At my university I have everything settle by my professor in the lab and there I use Linux. At home I'm using windows 8 with visual studio 2013.
Then the very first thing you absolutely must do is heading to your GPU maker's website, download the newest drivers from there and install them. That is, because the drivers installed by default with Windows 8 lack proper OpenGL functionality.
So, since it contains Glut.h
You mean glut.h
– file names are case sensitive on most operating systems (Windows not among them). So for portability reasons you should care to write them with the proper spelling.
I went to http://www.opengl.org/resources/libraries/glut/glut_downloads.php#2 to download the library
The old GLUT library isn't maintained for over a decade. Use an alternative implementation like FreeGLUT and use that.
so I tryed to use CMake to compile the glut but it didn't work.
Okay, here you got no technical problem, but a lack of understanding. Essentially your brain got what I call "IDE rot": All those sugar coating and clicky-pointy action of IDEs obscure what actually is going on when a program is built. You'll have to bit the bullet there and understand how the interaction between the build control generators the build system the compiler and the linker works.
CMake is a build control generator: In CMake you describe the build dependencies of your program sources. From that CMake generates the actual build information for the build system used (GNU make and GCC on Linux; NMake and MSVC++ compiler on Windows for example).
Of course for CMake to work there must be an appropriate CMake configuration present. And in the case of GLUT that's definitely not there (the last official release of GLUT predates the first release of CMake.
Now you should really wonder: Why did you call "cmake" in the first place? I bet, because you always did it so far, or you read it somewhere, without even trying to understand what's going on.
What you did was folloing a Cargo Cult – it somehow resembles the actual process, it looks like it from the outside, but it doesn't yield results. Feynman's speech later coined the term Cargo Cult Programming; interesting enough I was using that term (consistently with its definition, just due to being familiar with Feynman's speech) without knowing that other people already had coined it in exactly the same way. Such a often it happens, that people will come up independently with the same term for it.

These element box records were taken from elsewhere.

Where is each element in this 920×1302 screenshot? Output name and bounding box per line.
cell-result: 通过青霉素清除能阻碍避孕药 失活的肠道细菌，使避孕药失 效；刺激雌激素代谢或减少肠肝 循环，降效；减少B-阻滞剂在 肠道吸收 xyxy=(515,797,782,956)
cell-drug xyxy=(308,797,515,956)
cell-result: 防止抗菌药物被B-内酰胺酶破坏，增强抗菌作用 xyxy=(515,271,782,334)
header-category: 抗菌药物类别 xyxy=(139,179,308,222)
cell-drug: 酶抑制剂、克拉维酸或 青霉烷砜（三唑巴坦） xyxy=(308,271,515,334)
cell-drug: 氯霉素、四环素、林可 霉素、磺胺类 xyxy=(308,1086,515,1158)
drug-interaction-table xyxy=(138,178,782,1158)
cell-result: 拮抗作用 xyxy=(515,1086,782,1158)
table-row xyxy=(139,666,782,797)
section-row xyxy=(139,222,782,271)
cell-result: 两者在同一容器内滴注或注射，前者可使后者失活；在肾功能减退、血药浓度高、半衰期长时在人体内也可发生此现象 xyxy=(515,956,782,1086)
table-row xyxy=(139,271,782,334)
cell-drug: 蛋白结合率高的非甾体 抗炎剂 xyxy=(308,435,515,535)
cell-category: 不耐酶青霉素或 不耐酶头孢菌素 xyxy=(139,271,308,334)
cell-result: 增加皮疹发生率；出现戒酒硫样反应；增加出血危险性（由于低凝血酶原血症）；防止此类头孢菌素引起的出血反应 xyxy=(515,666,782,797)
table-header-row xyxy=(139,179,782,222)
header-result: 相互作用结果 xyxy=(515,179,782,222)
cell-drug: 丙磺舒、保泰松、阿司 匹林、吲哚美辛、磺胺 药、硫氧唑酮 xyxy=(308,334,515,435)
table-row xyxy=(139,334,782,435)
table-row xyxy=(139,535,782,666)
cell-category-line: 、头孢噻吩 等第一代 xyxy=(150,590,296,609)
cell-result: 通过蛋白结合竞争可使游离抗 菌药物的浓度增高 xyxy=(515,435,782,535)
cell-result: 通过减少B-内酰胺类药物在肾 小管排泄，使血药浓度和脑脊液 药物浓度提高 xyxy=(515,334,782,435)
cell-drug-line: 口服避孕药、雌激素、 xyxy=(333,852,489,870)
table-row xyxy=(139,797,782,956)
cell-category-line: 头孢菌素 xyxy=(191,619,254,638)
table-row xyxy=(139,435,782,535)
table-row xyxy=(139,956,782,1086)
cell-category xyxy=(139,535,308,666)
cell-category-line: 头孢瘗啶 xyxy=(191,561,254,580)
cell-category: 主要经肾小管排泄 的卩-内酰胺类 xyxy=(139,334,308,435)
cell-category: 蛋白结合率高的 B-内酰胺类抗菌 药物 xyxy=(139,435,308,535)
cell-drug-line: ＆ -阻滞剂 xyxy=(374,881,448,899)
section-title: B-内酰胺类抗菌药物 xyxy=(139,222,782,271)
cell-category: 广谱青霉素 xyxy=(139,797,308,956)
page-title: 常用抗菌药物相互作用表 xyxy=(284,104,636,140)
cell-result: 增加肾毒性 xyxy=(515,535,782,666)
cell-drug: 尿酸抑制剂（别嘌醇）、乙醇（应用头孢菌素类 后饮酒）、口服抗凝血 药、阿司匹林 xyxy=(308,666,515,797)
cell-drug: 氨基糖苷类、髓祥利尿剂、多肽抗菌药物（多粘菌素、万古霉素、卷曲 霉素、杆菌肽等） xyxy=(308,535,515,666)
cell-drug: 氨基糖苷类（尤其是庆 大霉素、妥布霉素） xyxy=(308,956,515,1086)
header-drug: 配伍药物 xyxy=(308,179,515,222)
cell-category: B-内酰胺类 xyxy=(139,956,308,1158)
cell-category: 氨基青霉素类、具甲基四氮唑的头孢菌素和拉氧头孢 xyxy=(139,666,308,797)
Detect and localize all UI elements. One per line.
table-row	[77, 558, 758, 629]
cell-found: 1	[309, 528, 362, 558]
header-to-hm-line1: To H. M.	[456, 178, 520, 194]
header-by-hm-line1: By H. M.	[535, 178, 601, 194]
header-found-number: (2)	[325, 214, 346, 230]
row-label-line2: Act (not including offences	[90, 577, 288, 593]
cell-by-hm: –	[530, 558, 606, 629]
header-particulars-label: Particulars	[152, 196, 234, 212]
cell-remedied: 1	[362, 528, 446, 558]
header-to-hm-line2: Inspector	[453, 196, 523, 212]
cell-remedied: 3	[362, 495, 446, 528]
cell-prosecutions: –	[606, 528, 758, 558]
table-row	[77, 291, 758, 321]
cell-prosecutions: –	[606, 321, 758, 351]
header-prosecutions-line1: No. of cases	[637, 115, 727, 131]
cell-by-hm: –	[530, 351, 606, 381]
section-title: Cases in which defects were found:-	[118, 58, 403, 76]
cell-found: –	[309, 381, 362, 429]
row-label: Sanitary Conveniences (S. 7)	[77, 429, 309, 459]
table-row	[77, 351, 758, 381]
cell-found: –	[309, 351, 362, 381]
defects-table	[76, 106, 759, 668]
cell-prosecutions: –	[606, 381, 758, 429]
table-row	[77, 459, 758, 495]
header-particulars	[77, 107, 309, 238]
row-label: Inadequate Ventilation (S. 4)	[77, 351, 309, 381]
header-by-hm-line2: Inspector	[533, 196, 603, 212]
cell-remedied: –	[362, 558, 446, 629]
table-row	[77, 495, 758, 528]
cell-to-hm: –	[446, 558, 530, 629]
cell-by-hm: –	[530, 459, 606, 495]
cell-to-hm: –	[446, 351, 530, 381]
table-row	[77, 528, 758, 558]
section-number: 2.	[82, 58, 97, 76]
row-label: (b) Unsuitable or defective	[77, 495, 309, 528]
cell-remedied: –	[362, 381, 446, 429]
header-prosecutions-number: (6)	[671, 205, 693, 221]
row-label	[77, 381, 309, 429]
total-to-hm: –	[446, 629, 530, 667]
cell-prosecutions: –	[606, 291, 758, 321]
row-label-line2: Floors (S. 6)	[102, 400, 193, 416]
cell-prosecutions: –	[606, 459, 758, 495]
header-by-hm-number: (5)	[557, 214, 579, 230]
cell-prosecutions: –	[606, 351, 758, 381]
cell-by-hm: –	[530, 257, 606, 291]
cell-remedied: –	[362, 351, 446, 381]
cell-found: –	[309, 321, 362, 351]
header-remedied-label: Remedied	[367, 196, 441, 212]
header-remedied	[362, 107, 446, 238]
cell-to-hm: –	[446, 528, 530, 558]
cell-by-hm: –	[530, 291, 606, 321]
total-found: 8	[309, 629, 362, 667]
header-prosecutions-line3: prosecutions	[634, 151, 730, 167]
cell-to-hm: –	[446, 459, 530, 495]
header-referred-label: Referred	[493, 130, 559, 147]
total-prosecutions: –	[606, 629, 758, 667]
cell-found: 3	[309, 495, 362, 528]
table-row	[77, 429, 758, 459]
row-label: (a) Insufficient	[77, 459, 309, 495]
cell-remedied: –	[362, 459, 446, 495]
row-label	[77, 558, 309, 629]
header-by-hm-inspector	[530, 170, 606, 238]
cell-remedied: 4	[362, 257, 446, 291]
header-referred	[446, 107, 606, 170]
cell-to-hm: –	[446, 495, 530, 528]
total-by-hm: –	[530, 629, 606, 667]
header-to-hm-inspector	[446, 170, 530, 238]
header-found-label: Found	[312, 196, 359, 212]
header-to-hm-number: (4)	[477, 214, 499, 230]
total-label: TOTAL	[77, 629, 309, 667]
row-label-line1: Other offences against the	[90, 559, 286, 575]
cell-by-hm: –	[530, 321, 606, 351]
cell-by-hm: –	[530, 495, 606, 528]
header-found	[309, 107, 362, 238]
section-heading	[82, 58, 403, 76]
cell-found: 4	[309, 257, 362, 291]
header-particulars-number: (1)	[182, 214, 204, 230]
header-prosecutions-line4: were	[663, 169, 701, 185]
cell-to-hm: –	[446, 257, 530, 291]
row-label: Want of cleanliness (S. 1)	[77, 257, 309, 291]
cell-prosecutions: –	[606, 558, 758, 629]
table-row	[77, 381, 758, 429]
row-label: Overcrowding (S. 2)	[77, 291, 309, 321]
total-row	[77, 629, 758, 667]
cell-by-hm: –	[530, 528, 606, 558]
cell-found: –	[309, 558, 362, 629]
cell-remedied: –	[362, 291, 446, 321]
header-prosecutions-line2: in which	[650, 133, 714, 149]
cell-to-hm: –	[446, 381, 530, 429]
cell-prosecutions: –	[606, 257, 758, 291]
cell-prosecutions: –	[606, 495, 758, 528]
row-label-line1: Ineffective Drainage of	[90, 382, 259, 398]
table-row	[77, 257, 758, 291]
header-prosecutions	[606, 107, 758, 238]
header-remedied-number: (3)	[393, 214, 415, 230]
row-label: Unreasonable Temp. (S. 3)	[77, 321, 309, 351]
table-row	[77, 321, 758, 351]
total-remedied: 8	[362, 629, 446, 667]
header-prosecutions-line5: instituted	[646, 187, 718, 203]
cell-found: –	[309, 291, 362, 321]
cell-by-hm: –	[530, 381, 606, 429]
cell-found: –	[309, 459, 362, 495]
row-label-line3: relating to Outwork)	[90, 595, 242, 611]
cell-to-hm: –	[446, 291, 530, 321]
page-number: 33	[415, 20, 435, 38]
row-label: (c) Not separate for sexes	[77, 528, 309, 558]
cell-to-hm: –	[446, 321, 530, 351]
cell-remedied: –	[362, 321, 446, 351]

Normally I programm Java, which I don't have so many headaches to setup the IDE
Well, that's your problem right there. You only know how to click around in an IDE. Even when programming Java, with an IDE, you should get intimately familiar with the actual build process: Java compiler, JAR file creating, and so on.
What am I missing to make my OpenGL code run?
I bet not very much. It's a lack of understanding how the build process for software works and is controlled. You'll have to bite the bullet and learn that first. And for that I suggest you install Linux or FreeBSD, or at least Cygwin on your computer.
Windows is not a very good system to learn those things, because its been built around clicky GUIs. That is not to say that Windows was a bad operating system. It's juat that you want to have something you can experiment with and quickly go through various iterations of build tool option switches. A GUI can't give you that.